La nécessité, c’est donc de répondre bien sûr à ces besoins urgents et puis de faciliter la situation pour les mois à venir, en particulier la préparation à cette saison des pluies qui va compliquer considérablement le transport à l’intérieur de la région. Donc il faut prévoir à la fois les besoins en alimentation, les besoins en eau pour les longs mois qui sont devant nous et en même temps travailler à la possibilité de réacheminer ces réfugiés sur place. La France bien sûr veut répondre sur le plan humanitaire et nous avons annoncé une aide supplémentaire dans ce domaine pour répondre aux besoins urgents. Nous sommes en relation avec les grandes organisations internationales qui sont mobilisées ainsi que l’ensemble des parties, soudanaise et tchadienne.

Notre conviction c’est que bien sûr il est essentiel que les choses puissent se résoudre par le dialogue.
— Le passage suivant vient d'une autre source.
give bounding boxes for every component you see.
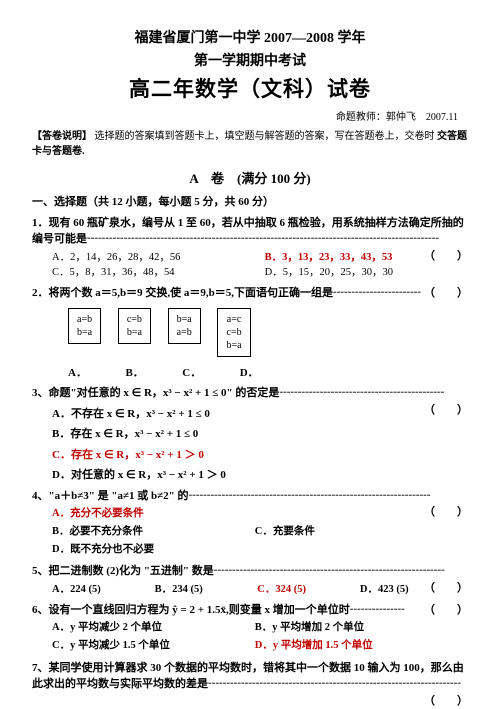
q5-text: 把二进制数 (2)化为 "五进制" 数是 — [49, 565, 214, 577]
question-4: 4、"a＋b≠3" 是 "a≠1 或 b≠2" 的┄┄┄┄┄┄┄┄┄┄┄┄┄┄┄… — [32, 488, 468, 505]
q4-optD: D．既不充分也不必要 — [52, 542, 252, 558]
q4-dots: ┄┄┄┄┄┄┄┄┄┄┄┄┄┄┄┄┄┄┄┄┄┄ — [189, 490, 431, 502]
q7-paren: （ ） — [424, 693, 468, 709]
q3-optA: A．不存在 x ∈ R，x³ − x² + 1 ≤ 0 — [52, 406, 468, 423]
header-school: 福建省厦门第一中学 2007—2008 学年 — [32, 28, 468, 49]
section-a-header: A 卷 (满分 100 分) — [32, 169, 468, 189]
q1-opts-row1: A．2，14，26，28，42，56 B．3，13，23，33，43，53 — [52, 250, 468, 266]
question-7: 7、某同学使用计算器求 30 个数据的平均数时，错将其中一个数据 10 输入为 … — [32, 660, 468, 693]
q2-text: 将两个数 a＝5,b＝9 交换,使 a＝9,b＝5,下面语句正确一组是 — [49, 287, 333, 299]
q2-opts: A． B． C． D． — [68, 365, 468, 382]
q3-text: 命题"对任意的 x ∈ R，x³ − x² + 1 ≤ 0" 的否定是 — [49, 387, 280, 399]
q6-optC: C．y 平均减少 1.5 个单位 — [52, 638, 252, 654]
q1-num: 1． — [32, 217, 49, 229]
q4-paren: （ ） — [424, 504, 468, 521]
q6-optD: D．y 平均增加 1.5 个单位 — [255, 638, 455, 654]
q1-optC: C．5，8，31，36，48，54 — [52, 265, 262, 281]
question-1: 1．现有 60 瓶矿泉水，编号从 1 至 60，若从中抽取 6 瓶检验，用系统抽… — [32, 215, 468, 248]
q3-optD: D．对任意的 x ∈ R，x³ − x² + 1 ＞ 0 — [52, 467, 468, 484]
q5-paren: （ ） — [424, 580, 468, 597]
q1-dots: ┄┄┄┄┄┄┄┄┄┄┄┄┄┄┄┄┄┄┄┄┄┄┄┄┄┄┄┄┄┄┄┄ — [87, 233, 439, 245]
q5-optA: A．224 (5) — [52, 582, 152, 598]
q4-optB: B．必要不充分条件 — [52, 524, 252, 540]
q4-num: 4、 — [32, 490, 49, 502]
author-line: 命题教师：郭仲飞 2007.11 — [32, 110, 468, 125]
q6-num: 6、 — [32, 604, 49, 616]
q5-opts: A．224 (5) B．234 (5) C．324 (5) D．423 (5) — [52, 582, 468, 598]
q2-num: 2． — [32, 287, 49, 299]
q5-optB: B．234 (5) — [155, 582, 255, 598]
q3-paren: （ ） — [424, 402, 468, 419]
q1-optD: D．5，15，20，25，30，30 — [265, 265, 393, 281]
q3-num: 3、 — [32, 387, 49, 399]
q5-optC: C．324 (5) — [257, 582, 357, 598]
q3-optB: B．存在 x ∈ R，x³ − x² + 1 ≤ 0 — [52, 426, 468, 443]
q4-text: "a＋b≠3" 是 "a≠1 或 b≠2" 的 — [49, 490, 189, 502]
q6-text: 设有一个直线回归方程为 ŷ = 2 + 1.5x̄,则变量 x 增加一个单位时 — [49, 604, 350, 616]
q6-optA: A．y 平均减少 2 个单位 — [52, 620, 252, 636]
question-6: 6、设有一个直线回归方程为 ŷ = 2 + 1.5x̄,则变量 x 增加一个单位… — [32, 602, 468, 619]
instr-text: 选择题的答案填到答题卡上，填空题与解答题的答案，写在答题卷上，交卷时 — [92, 131, 435, 142]
q2-dots: ┄┄┄┄┄┄┄┄ — [333, 287, 421, 299]
q7-num: 7、 — [32, 662, 49, 674]
q1-optA: A．2，14，26，28，42，56 — [52, 250, 262, 266]
q1-paren: （ ） — [424, 248, 468, 265]
instructions: 【答卷说明】 选择题的答案填到答题卡上，填空题与解答题的答案，写在答题卷上，交卷… — [32, 129, 468, 159]
q1-optB: B．3，13，23，33，43，53 — [265, 250, 393, 266]
q6-opts: A．y 平均减少 2 个单位 B．y 平均增加 2 个单位 C．y 平均减少 1… — [52, 620, 468, 656]
q2-box4: a=cc=bb=a — [217, 308, 250, 357]
q4-optA: A．充分不必要条件 — [52, 506, 252, 522]
q2-box3: b=aa=b — [168, 308, 201, 344]
instr-label: 【答卷说明】 — [32, 131, 92, 142]
question-2: 2．将两个数 a＝5,b＝9 交换,使 a＝9,b＝5,下面语句正确一组是┄┄┄… — [32, 285, 468, 302]
q5-optD: D．423 (5) — [360, 582, 409, 598]
q2-boxes: a=bb=a c=bb=a b=aa=b a=cc=bb=a — [68, 308, 468, 357]
q4-opts: A．充分不必要条件 B．必要不充分条件 C．充要条件 D．既不充分也不必要 — [52, 506, 468, 559]
q6-paren: （ ） — [424, 602, 468, 619]
header-term: 第一学期期中考试 — [32, 51, 468, 72]
q5-dots: ┄┄┄┄┄┄┄┄┄┄┄┄┄┄┄┄┄┄┄┄┄ — [214, 565, 445, 577]
q4-optC: C．充要条件 — [255, 524, 455, 540]
q3-dots: ┄┄┄┄┄┄┄┄┄┄┄┄┄┄┄ — [279, 387, 444, 399]
q6-optB: B．y 平均增加 2 个单位 — [255, 620, 455, 636]
q5-num: 5、 — [32, 565, 49, 577]
question-5: 5、把二进制数 (2)化为 "五进制" 数是┄┄┄┄┄┄┄┄┄┄┄┄┄┄┄┄┄┄… — [32, 563, 468, 580]
q2-box2: c=bb=a — [118, 308, 151, 344]
question-3: 3、命题"对任意的 x ∈ R，x³ − x² + 1 ≤ 0" 的否定是┄┄┄… — [32, 385, 468, 402]
exam-title: 高二年数学（文科）试卷 — [32, 74, 468, 106]
q3-optC: C．存在 x ∈ R，x³ − x² + 1 ＞ 0 — [52, 447, 468, 464]
q2-box1: a=bb=a — [68, 308, 101, 344]
q6-dots: ┄┄┄┄┄ — [350, 604, 405, 616]
section-1-header: 一、选择题（共 12 小题，每小题 5 分，共 60 分） — [32, 194, 468, 211]
q2-paren: （ ） — [424, 285, 468, 302]
q7-dots: ┄┄┄┄┄┄┄┄┄┄┄┄┄┄┄┄┄┄┄┄┄┄┄ — [208, 678, 461, 690]
q1-opts-row2: C．5，8，31，36，48，54 D．5，15，20，25，30，30 — [52, 265, 468, 281]
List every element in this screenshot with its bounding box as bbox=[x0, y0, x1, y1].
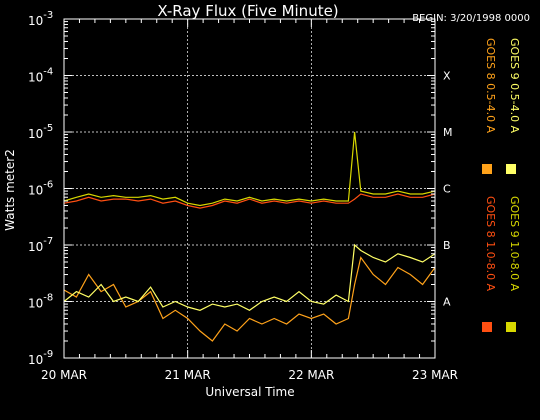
x-tick-label-3: 23 MAR bbox=[412, 368, 458, 382]
y-tick-label-5: 10-8 bbox=[28, 293, 53, 311]
series-line-0 bbox=[63, 256, 436, 342]
legend-swatch-2 bbox=[482, 322, 492, 332]
flare-class-label-c: C bbox=[443, 183, 451, 196]
legend-entry-0: GOES 8 0.5-4.0 A bbox=[484, 38, 497, 134]
legend-swatch-3 bbox=[506, 322, 516, 332]
flare-class-label-a: A bbox=[443, 296, 451, 309]
x-tick-label-1: 21 MAR bbox=[165, 368, 211, 382]
series-line-2 bbox=[63, 193, 436, 209]
chart-title: X-Ray Flux (Five Minute) bbox=[157, 2, 338, 20]
y-axis-label: Watts meter2 bbox=[3, 149, 17, 231]
flare-class-label-b: B bbox=[443, 239, 451, 252]
y-tick-label-0: 10-3 bbox=[28, 10, 53, 28]
y-tick-label-3: 10-6 bbox=[28, 180, 53, 198]
flare-class-label-m: M bbox=[443, 126, 453, 139]
legend-entry-3: GOES 9 1.0-8.0 A bbox=[508, 196, 521, 292]
x-tick-label-0: 20 MAR bbox=[41, 368, 87, 382]
flare-class-label-x: X bbox=[443, 70, 451, 83]
y-tick-label-4: 10-7 bbox=[28, 236, 53, 254]
x-tick-label-2: 22 MAR bbox=[288, 368, 334, 382]
series-lines bbox=[63, 131, 436, 342]
x-axis-label: Universal Time bbox=[205, 385, 294, 399]
legend-entry-2: GOES 8 1.0-8.0 A bbox=[484, 196, 497, 292]
legend-swatch-0 bbox=[482, 164, 492, 174]
grid-lines bbox=[64, 19, 435, 358]
y-tick-label-2: 10-5 bbox=[28, 123, 53, 141]
legend-entry-1: GOES 9 0.5-4.0 A bbox=[508, 38, 521, 134]
axis-labels: X M C B A 20 MAR 21 MAR 22 MAR 23 MAR 10-3 10-4 10-… bbox=[28, 10, 458, 382]
y-tick-label-6: 10-9 bbox=[28, 349, 53, 367]
series-line-3 bbox=[63, 131, 436, 207]
legend: GOES 8 0.5-4.0 A GOES 9 0.5-4.0 A GOES 8 1… bbox=[482, 38, 521, 332]
begin-label: BEGIN: 3/20/1998 0000 bbox=[412, 13, 530, 24]
series-line-1 bbox=[63, 243, 436, 311]
y-tick-label-1: 10-4 bbox=[28, 67, 53, 85]
axis-ticks bbox=[63, 18, 436, 359]
legend-swatch-1 bbox=[506, 164, 516, 174]
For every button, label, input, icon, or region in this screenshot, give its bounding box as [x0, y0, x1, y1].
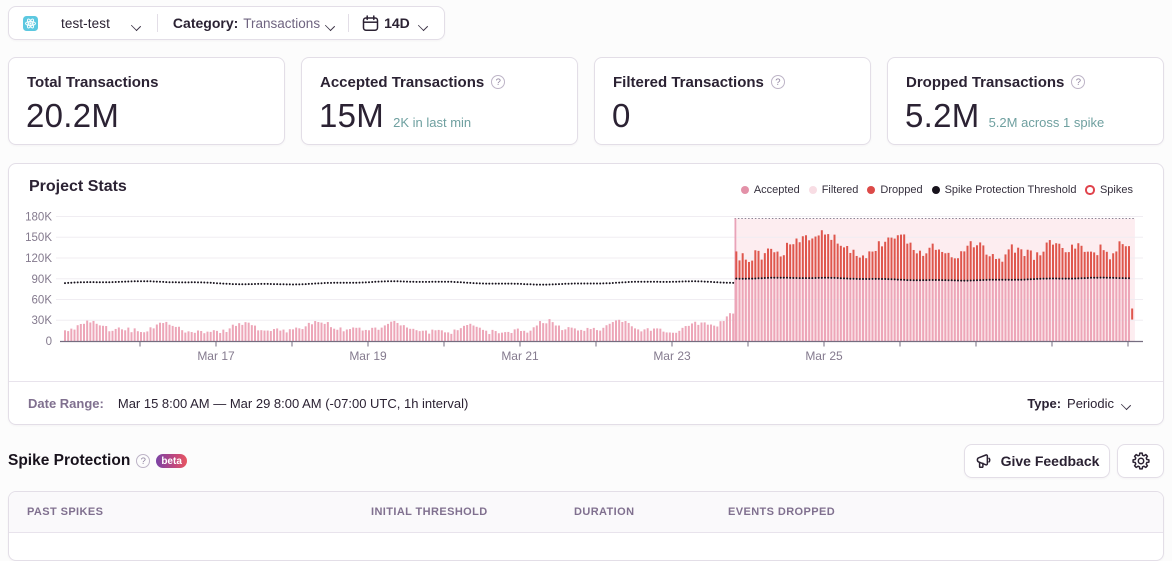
svg-text:Mar 23: Mar 23: [653, 349, 691, 363]
svg-text:180K: 180K: [25, 212, 52, 224]
svg-text:30K: 30K: [32, 315, 53, 327]
svg-text:Mar 21: Mar 21: [501, 349, 539, 363]
svg-text:0: 0: [46, 336, 52, 348]
svg-text:Mar 17: Mar 17: [197, 349, 235, 363]
svg-text:150K: 150K: [25, 232, 52, 244]
svg-text:Mar 25: Mar 25: [805, 349, 843, 363]
svg-text:Mar 19: Mar 19: [349, 349, 387, 363]
svg-text:90K: 90K: [32, 274, 53, 286]
svg-text:60K: 60K: [32, 295, 53, 307]
svg-text:120K: 120K: [25, 253, 52, 265]
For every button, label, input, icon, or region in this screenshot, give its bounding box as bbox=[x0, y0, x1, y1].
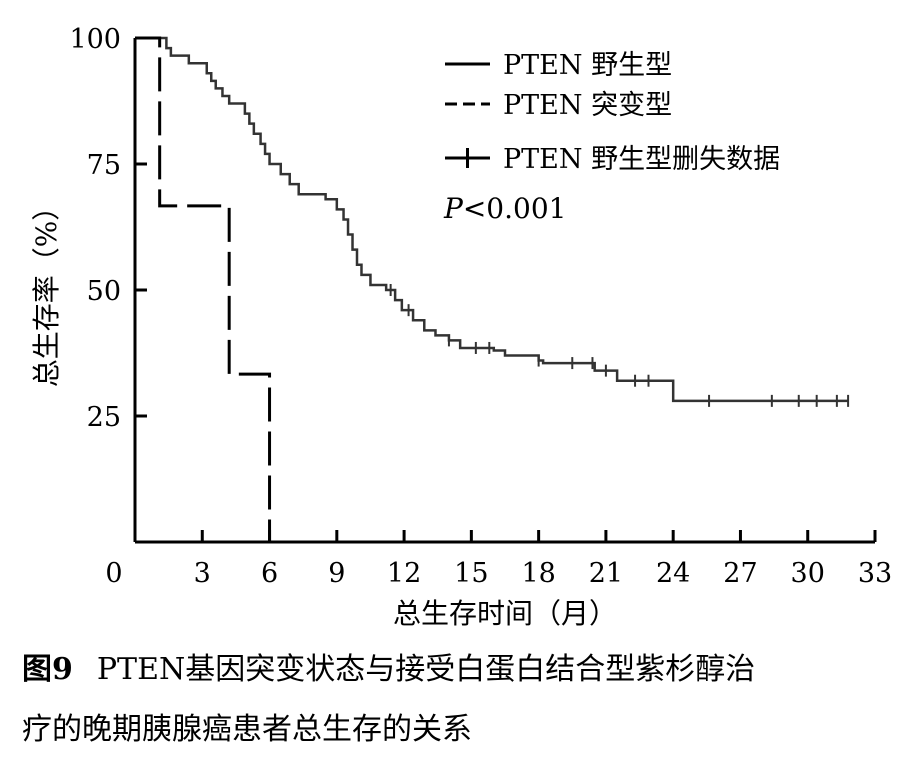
figure-caption: 图9 PTEN基因突变状态与接受白蛋白结合型紫杉醇治 疗的晚期胰腺癌患者总生存的关… bbox=[22, 640, 912, 760]
y-axis-title: 总生存率（%） bbox=[30, 193, 63, 388]
x-tick-label: 9 bbox=[328, 558, 345, 589]
legend-label: PTEN 野生型删失数据 bbox=[503, 144, 780, 175]
x-tick-label: 18 bbox=[521, 558, 555, 589]
y-tick-label: 100 bbox=[69, 24, 121, 55]
y-tick-label: 50 bbox=[87, 276, 121, 307]
x-tick-label: 30 bbox=[791, 558, 825, 589]
x-tick-label: 6 bbox=[261, 558, 278, 589]
x-tick-label: 3 bbox=[194, 558, 211, 589]
p-value-annotation: P<0.001 bbox=[443, 192, 566, 225]
x-tick-label: 21 bbox=[589, 558, 623, 589]
series-line-pten-mutant bbox=[135, 36, 272, 542]
series-line-pten-wild bbox=[135, 36, 849, 403]
legend-label: PTEN 野生型 bbox=[503, 50, 672, 81]
figure-caption-line2: 疗的晚期胰腺癌患者总生存的关系 bbox=[22, 712, 472, 747]
figure-caption-label: 图9 bbox=[22, 652, 73, 687]
kaplan-meier-chart: 0 3 6 9 12 15 18 21 24 27 30 33 25 50 75 100 总生存时间（月） 总生存… bbox=[30, 24, 892, 630]
p-value-text: <0.001 bbox=[463, 192, 567, 225]
x-tick-label: 15 bbox=[454, 558, 488, 589]
x-tick-label: 33 bbox=[858, 558, 892, 589]
p-value-symbol: P bbox=[443, 192, 464, 225]
x-tick-label: 0 bbox=[105, 558, 122, 589]
x-tick-label: 12 bbox=[387, 558, 421, 589]
y-tick-label: 25 bbox=[87, 402, 121, 433]
x-tick-label: 27 bbox=[723, 558, 757, 589]
x-axis-title: 总生存时间（月） bbox=[393, 597, 617, 630]
legend-label: PTEN 突变型 bbox=[503, 90, 672, 121]
y-tick-label: 75 bbox=[87, 150, 121, 181]
figure-caption-line1: PTEN基因突变状态与接受白蛋白结合型紫杉醇治 bbox=[96, 652, 756, 687]
x-tick-label: 24 bbox=[656, 558, 690, 589]
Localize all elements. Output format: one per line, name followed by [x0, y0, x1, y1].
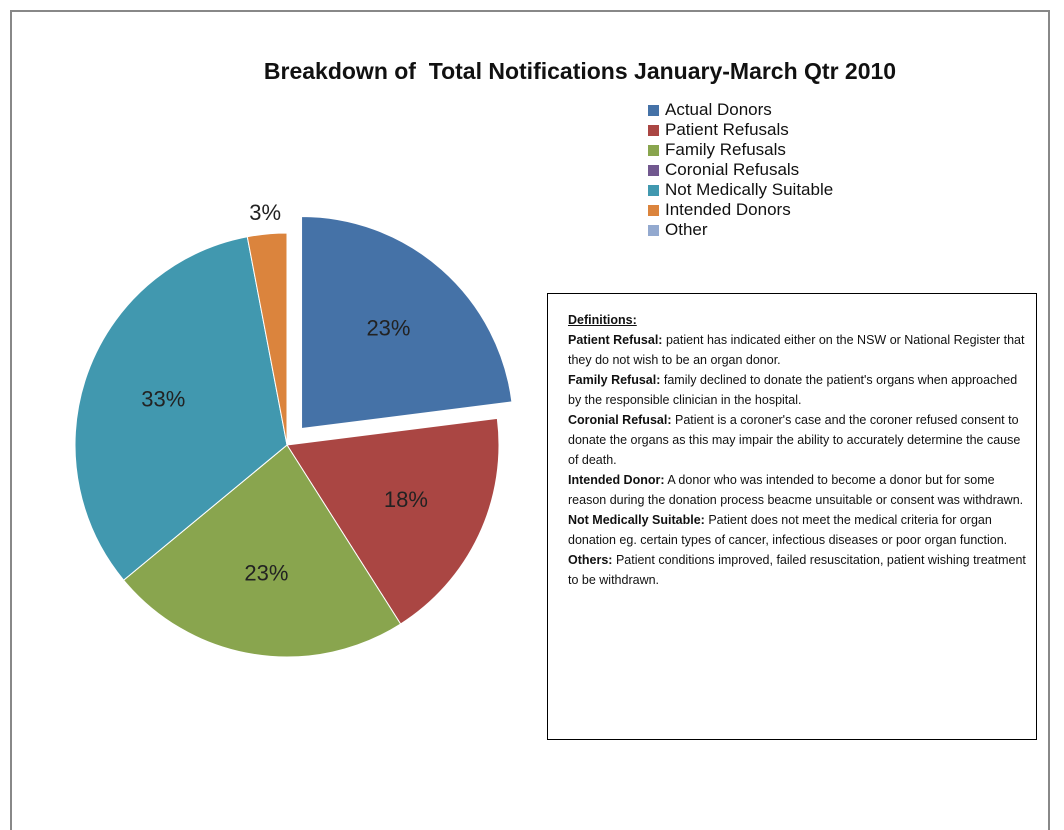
definition: Coronial Refusal: Patient is a coroner's…	[568, 410, 1028, 470]
legend-item: Not Medically Suitable	[648, 180, 833, 200]
definition: Not Medically Suitable: Patient does not…	[568, 510, 1028, 550]
definition: Family Refusal: family declined to donat…	[568, 370, 1028, 410]
data-label: 23%	[366, 316, 410, 341]
legend-item: Intended Donors	[648, 200, 833, 220]
definition-text: Patient conditions improved, failed resu…	[568, 553, 1026, 587]
definition: Others: Patient conditions improved, fai…	[568, 550, 1028, 590]
definition-text: patient has indicated either on the NSW …	[568, 333, 1025, 367]
definition-text: A donor who was intended to become a don…	[568, 473, 1024, 507]
pie-slice	[286, 417, 500, 625]
definition-term: Intended Donor:	[568, 473, 665, 487]
legend-label: Not Medically Suitable	[665, 180, 834, 199]
legend-item: Actual Donors	[648, 100, 833, 120]
definitions-title: Definitions:	[568, 313, 637, 327]
definition-term: Others:	[568, 553, 613, 567]
legend-swatch	[648, 144, 659, 156]
definition-term: Patient Refusal:	[568, 333, 663, 347]
legend-item: Coronial Refusals	[648, 160, 833, 180]
pie-slice	[74, 236, 288, 581]
legend-label: Family Refusals	[665, 140, 786, 159]
legend-label: Patient Refusals	[665, 120, 789, 139]
definition-text: Patient is a coroner's case and the coro…	[568, 413, 1021, 467]
definition-term: Coronial Refusal:	[568, 413, 672, 427]
frame	[10, 10, 1050, 830]
legend-item: Other	[648, 220, 833, 240]
definition: Intended Donor: A donor who was intended…	[568, 470, 1028, 510]
chart-title: Breakdown of Total Notifications January…	[263, 58, 897, 84]
legend-swatch	[648, 204, 659, 216]
definition-text: family declined to donate the patient's …	[568, 373, 1018, 407]
legend-label: Actual Donors	[665, 100, 772, 119]
definition: Patient Refusal: patient has indicated e…	[568, 330, 1028, 370]
definition-text: Patient does not meet the medical criter…	[568, 513, 1008, 547]
pie-slice	[122, 444, 402, 658]
legend-item: Family Refusals	[648, 140, 833, 160]
definition-term: Family Refusal:	[568, 373, 661, 387]
legend-swatch	[648, 224, 659, 236]
definitions-box: Definitions: Patient Refusal: patient ha…	[547, 293, 1037, 740]
data-label: 23%	[244, 561, 288, 586]
definition-term: Not Medically Suitable:	[568, 513, 705, 527]
data-label: 3%	[249, 200, 281, 225]
legend-swatch	[648, 104, 659, 116]
data-label: 18%	[384, 487, 428, 512]
legend-swatch	[648, 124, 659, 136]
legend-label: Other	[665, 220, 708, 239]
legend-swatch	[648, 184, 659, 196]
legend-label: Intended Donors	[665, 200, 791, 219]
legend: Actual Donors Patient Refusals Family Refu…	[648, 100, 833, 240]
pie-slice	[301, 215, 513, 430]
legend-label: Coronial Refusals	[665, 160, 800, 179]
legend-item: Patient Refusals	[648, 120, 833, 140]
legend-swatch	[648, 164, 659, 176]
data-label: 33%	[141, 386, 185, 411]
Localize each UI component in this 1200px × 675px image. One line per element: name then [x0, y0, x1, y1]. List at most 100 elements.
Bien sûr, il faut une solution par le dialogue. De ce point de vue nous saluons l’initiative soudanaise de réunir dans le cadre d’un congrès prochainement l’ensemble des parties. Vous connaissez notre disponibilité pour appuyer ce processus et cette volonté qui s’exprime tant du côté du Soudan et, je le dis, du côté du Tchad puisque le président Déby m’a dit fortement l’engagement qui était le sien à faire tout ce qui était en son pouvoir pour faciliter le règlement des choses, s’engager totalement pour apporter le soutien de son pays aux efforts du Soudan.

En résumé, quant à la position de la France, la France a apporté son soutien et appuie l’initiative prise par le président soudanais. Sur le plan humanitaire aussi, la France exprime sa détermination à apporter son appui pour aider les réfugiés, pour aider au retour des réfugiés dans leurs foyers, dans leurs villages d’origine. Il y a aussi l’appui exprimé par la France quant à l’organisation d’un congrès tel que cela a été exprimé par le président. Donc pour résumer, la France apporte son appui tant en ce qui concerne l’action humanitaire que sur le plan politique.